A series of Sun stories last month found the original investigation by Vancouver city police was hampered by a lack of resources, inexperience and infighting among detectives.
The investigation eventually stalled, and Vancouver police joined forces with the RCMP earlier this year to review the missing files, as well as all murders, attempted murders and assaults of women in the sex trade across the province.
A team of 16 investigators is currently working on the case.
Maggie deVries, whose sister Sarah deVries is among the missing, also left the meeting Sunday feeling more positive.

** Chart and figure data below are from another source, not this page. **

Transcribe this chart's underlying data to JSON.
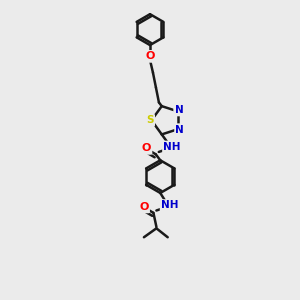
{
  "background_color": "#ebebeb",
  "bond_color": "#1a1a1a",
  "atom_colors": {
    "O": "#ff0000",
    "N": "#0000cc",
    "S": "#cccc00",
    "C": "#1a1a1a"
  },
  "figsize": [
    3.0,
    3.0
  ],
  "dpi": 100
}
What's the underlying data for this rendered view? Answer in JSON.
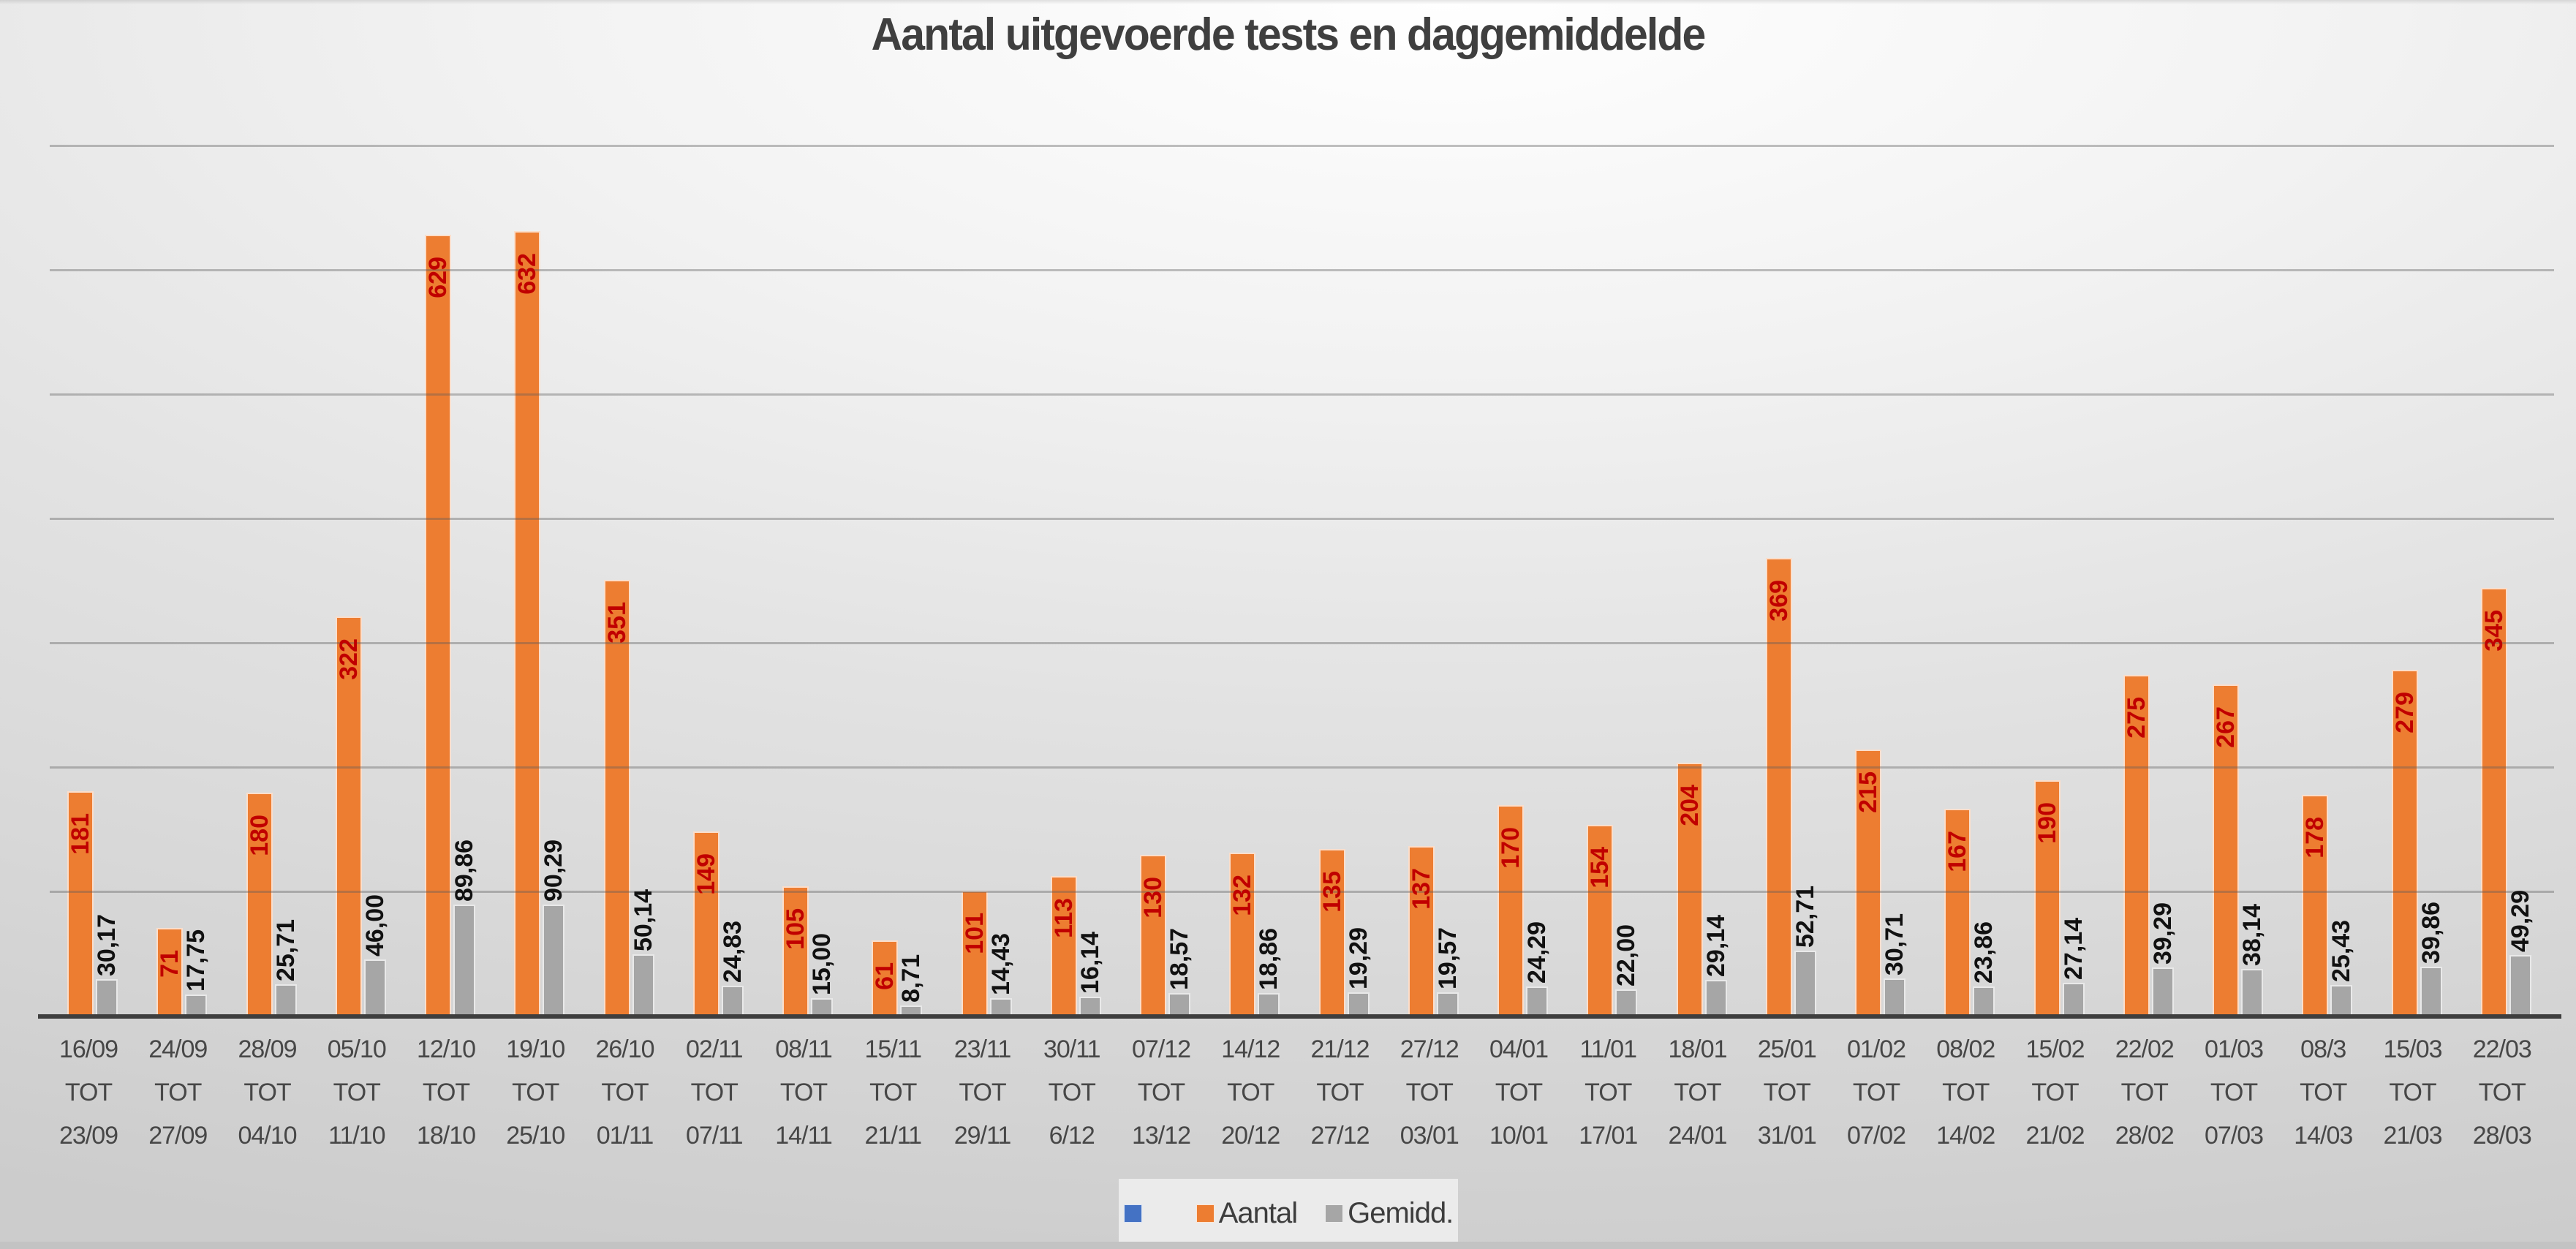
{
  "title": "Aantal uitgevoerde tests en daggemiddelde",
  "colors": {
    "aantal_bar": "#ED7D31",
    "aantal_label": "#C00000",
    "gemidd_bar": "#A6A6A6",
    "gemidd_label": "#111111",
    "unused_series_blue": "#4472C4",
    "gridline": "#9E9E9E",
    "axis_line": "#3E3E3E",
    "title_text": "#3F3F3F",
    "axis_label_text": "#474747",
    "legend_bg": "#EBEBEB"
  },
  "legend": {
    "position": "bottom",
    "entries": [
      {
        "label": "",
        "color": "#4472C4"
      },
      {
        "label": "Aantal",
        "color": "#ED7D31"
      },
      {
        "label": "Gemidd.",
        "color": "#A6A6A6"
      }
    ]
  },
  "chart_data": {
    "type": "bar",
    "title": "Aantal uitgevoerde tests en daggemiddelde",
    "xlabel": "",
    "ylabel": "",
    "ylim": [
      0,
      700
    ],
    "gridline_step": 100,
    "grid": true,
    "y_tick_labels_visible": false,
    "legend_position": "bottom",
    "categories": [
      [
        "16/09",
        "TOT",
        "23/09"
      ],
      [
        "24/09",
        "TOT",
        "27/09"
      ],
      [
        "28/09",
        "TOT",
        "04/10"
      ],
      [
        "05/10",
        "TOT",
        "11/10"
      ],
      [
        "12/10",
        "TOT",
        "18/10"
      ],
      [
        "19/10",
        "TOT",
        "25/10"
      ],
      [
        "26/10",
        "TOT",
        "01/11"
      ],
      [
        "02/11",
        "TOT",
        "07/11"
      ],
      [
        "08/11",
        "TOT",
        "14/11"
      ],
      [
        "15/11",
        "TOT",
        "21/11"
      ],
      [
        "23/11",
        "TOT",
        "29/11"
      ],
      [
        "30/11",
        "TOT",
        "6/12"
      ],
      [
        "07/12",
        "TOT",
        "13/12"
      ],
      [
        "14/12",
        "TOT",
        "20/12"
      ],
      [
        "21/12",
        "TOT",
        "27/12"
      ],
      [
        "27/12",
        "TOT",
        "03/01"
      ],
      [
        "04/01",
        "TOT",
        "10/01"
      ],
      [
        "11/01",
        "TOT",
        "17/01"
      ],
      [
        "18/01",
        "TOT",
        "24/01"
      ],
      [
        "25/01",
        "TOT",
        "31/01"
      ],
      [
        "01/02",
        "TOT",
        "07/02"
      ],
      [
        "08/02",
        "TOT",
        "14/02"
      ],
      [
        "15/02",
        "TOT",
        "21/02"
      ],
      [
        "22/02",
        "TOT",
        "28/02"
      ],
      [
        "01/03",
        "TOT",
        "07/03"
      ],
      [
        "08/3",
        "TOT",
        "14/03"
      ],
      [
        "15/03",
        "TOT",
        "21/03"
      ],
      [
        "22/03",
        "TOT",
        "28/03"
      ]
    ],
    "series": [
      {
        "name": "Aantal",
        "color": "#ED7D31",
        "label_color": "#C00000",
        "values": [
          181,
          71,
          180,
          322,
          629,
          632,
          351,
          149,
          105,
          61,
          101,
          113,
          130,
          132,
          135,
          137,
          170,
          154,
          204,
          369,
          215,
          167,
          190,
          275,
          267,
          178,
          279,
          345
        ],
        "labels": [
          "181",
          "71",
          "180",
          "322",
          "629",
          "632",
          "351",
          "149",
          "105",
          "61",
          "101",
          "113",
          "130",
          "132",
          "135",
          "137",
          "170",
          "154",
          "204",
          "369",
          "215",
          "167",
          "190",
          "275",
          "267",
          "178",
          "279",
          "345"
        ]
      },
      {
        "name": "Gemidd.",
        "color": "#A6A6A6",
        "label_color": "#111111",
        "values": [
          30.17,
          17.75,
          25.71,
          46.0,
          89.86,
          90.29,
          50.14,
          24.83,
          15.0,
          8.71,
          14.43,
          16.14,
          18.57,
          18.86,
          19.29,
          19.57,
          24.29,
          22.0,
          29.14,
          52.71,
          30.71,
          23.86,
          27.14,
          39.29,
          38.14,
          25.43,
          39.86,
          49.29
        ],
        "labels": [
          "30,17",
          "17,75",
          "25,71",
          "46,00",
          "89,86",
          "90,29",
          "50,14",
          "24,83",
          "15,00",
          "8,71",
          "14,43",
          "16,14",
          "18,57",
          "18,86",
          "19,29",
          "19,57",
          "24,29",
          "22,00",
          "29,14",
          "52,71",
          "30,71",
          "23,86",
          "27,14",
          "39,29",
          "38,14",
          "25,43",
          "39,86",
          "49,29"
        ]
      }
    ]
  }
}
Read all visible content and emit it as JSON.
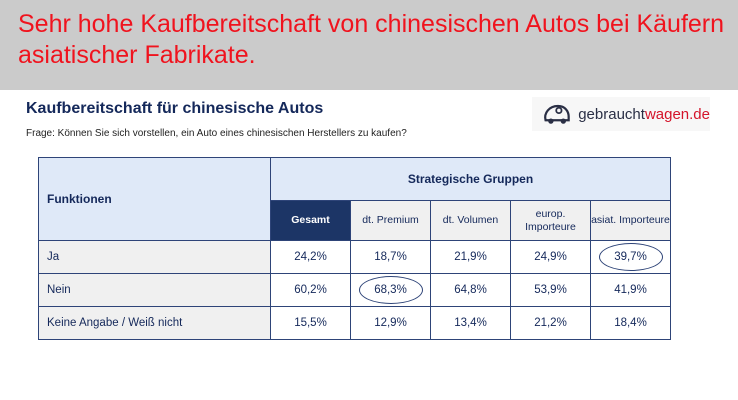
{
  "banner": {
    "headline": "Sehr hohe Kaufbereitschaft von chinesischen Autos bei Käufern asiatischer Fabrikate."
  },
  "header": {
    "title": "Kaufbereitschaft für chinesische Autos",
    "question": "Frage: Können Sie sich vorstellen, ein Auto eines chinesischen Herstellers zu kaufen?",
    "logo_part1": "gebraucht",
    "logo_part2": "wagen.de"
  },
  "table": {
    "row_header": "Funktionen",
    "group_header": "Strategische Gruppen",
    "columns": [
      "Gesamt",
      "dt. Premium",
      "dt. Volumen",
      "europ. Importeure",
      "asiat. Importeure"
    ],
    "rows": [
      {
        "label": "Ja",
        "values": [
          "24,2%",
          "18,7%",
          "21,9%",
          "24,9%",
          "39,7%"
        ],
        "highlighted": [
          4
        ]
      },
      {
        "label": "Nein",
        "values": [
          "60,2%",
          "68,3%",
          "64,8%",
          "53,9%",
          "41,9%"
        ],
        "highlighted": [
          1
        ]
      },
      {
        "label": "Keine Angabe / Weiß nicht",
        "values": [
          "15,5%",
          "12,9%",
          "13,4%",
          "21,2%",
          "18,4%"
        ],
        "highlighted": []
      }
    ]
  },
  "colors": {
    "headline": "#f0131e",
    "navy": "#1c3566"
  }
}
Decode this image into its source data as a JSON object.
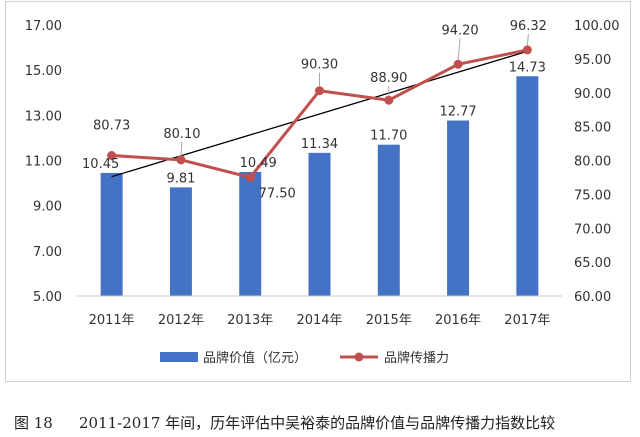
{
  "chart_data": {
    "type": "bar",
    "categories": [
      "2011年",
      "2012年",
      "2013年",
      "2014年",
      "2015年",
      "2016年",
      "2017年"
    ],
    "series": [
      {
        "name": "品牌价值（亿元）",
        "type": "bar",
        "axis": "left",
        "color": "#4472c4",
        "values": [
          10.45,
          9.81,
          10.49,
          11.34,
          11.7,
          12.77,
          14.73
        ],
        "labels": [
          "10.45",
          "9.81",
          "10.49",
          "11.34",
          "11.70",
          "12.77",
          "14.73"
        ]
      },
      {
        "name": "品牌传播力",
        "type": "line",
        "axis": "right",
        "color": "#c0504d",
        "values": [
          80.73,
          80.1,
          77.5,
          90.3,
          88.9,
          94.2,
          96.32
        ],
        "labels": [
          "80.73",
          "80.10",
          "77.50",
          "90.30",
          "88.90",
          "94.20",
          "96.32"
        ]
      }
    ],
    "trendline": {
      "type": "linear",
      "of": "品牌传播力",
      "color": "#000000"
    },
    "left_axis": {
      "ylim": [
        5,
        17
      ],
      "ticks": [
        "5.00",
        "7.00",
        "9.00",
        "11.00",
        "13.00",
        "15.00",
        "17.00"
      ],
      "tick_values": [
        5,
        7,
        9,
        11,
        13,
        15,
        17
      ]
    },
    "right_axis": {
      "ylim": [
        60,
        100
      ],
      "ticks": [
        "60.00",
        "65.00",
        "70.00",
        "75.00",
        "80.00",
        "85.00",
        "90.00",
        "95.00",
        "100.00"
      ],
      "tick_values": [
        60,
        65,
        70,
        75,
        80,
        85,
        90,
        95,
        100
      ]
    },
    "grid": false,
    "legend_position": "bottom"
  },
  "caption": {
    "number": "图 18",
    "text": "2011-2017 年间，历年评估中吴裕泰的品牌价值与品牌传播力指数比较"
  }
}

"I believed them that they are going to do everything they can to find the person or persons responsible for the murders of the missing women and to find out what happened to the women and where their bodies are," she said.
"It's encouraging that they are, truly, all of them working full time on this case only. And that was never the case before. It was all bits and pieces. They made it look like it was a whole bunch of them."
But deVries said she was also discouraged by the amount of time that has passed since her sister went missing in 1998 and by the overwhelming task now facing police.
She said police are evidently look at a large number of potential suspects. "They bandied around different numbers, but they were all huge. They were all far too big to have very much meaning.
"It's horrifying to think that there could be that many men out there that they [police] could think could do such a thing. It just shows how many horrible, dangerous people there are wandering around the streets."
DeVries said the case seems so difficult that "it's hard for me to imagine that they would actually find out what happened. But, hopefully, I'm wrong."
DeVries said a lot of the questions from relatives at the meeting focused on what police are doing to identify new missing women cases more quickly and to keep other women safe.
"I can't really speak for [the police], but I think they may have been a little surprised that so much of our focus -- even though our loved ones are already gone -- is not on finding out what happened to them, but is on what are you doing to stop the horrors that happened to us and our loved ones from happening to other Downtown Eastside women and their families."
DeVries also said that much of the relatives' anger was directed at Vancouver city police for its original investigation, but the new team was unable to respond to much of that criticism.
"They had to take a lot of anger," deVries said. "They did a pretty good job of just standing up there and taking it.
"They didn't get defensive or anything, because they just can't expect people to be willing to go, 'Okay, let's just forget about all that and we'll start fresh now.'"
She also said the investigators seemed prepared to share and be more open about the case, and were not simply attempting to placate the families.
"I was afraid that it was going to feel today like being patted on the head. . . but I didn't really feel that," she said.
Clary said police plan to meet with the families on a regular basis.
"In any investigation of a serious nature like this, there needs to be contact with the families," he said.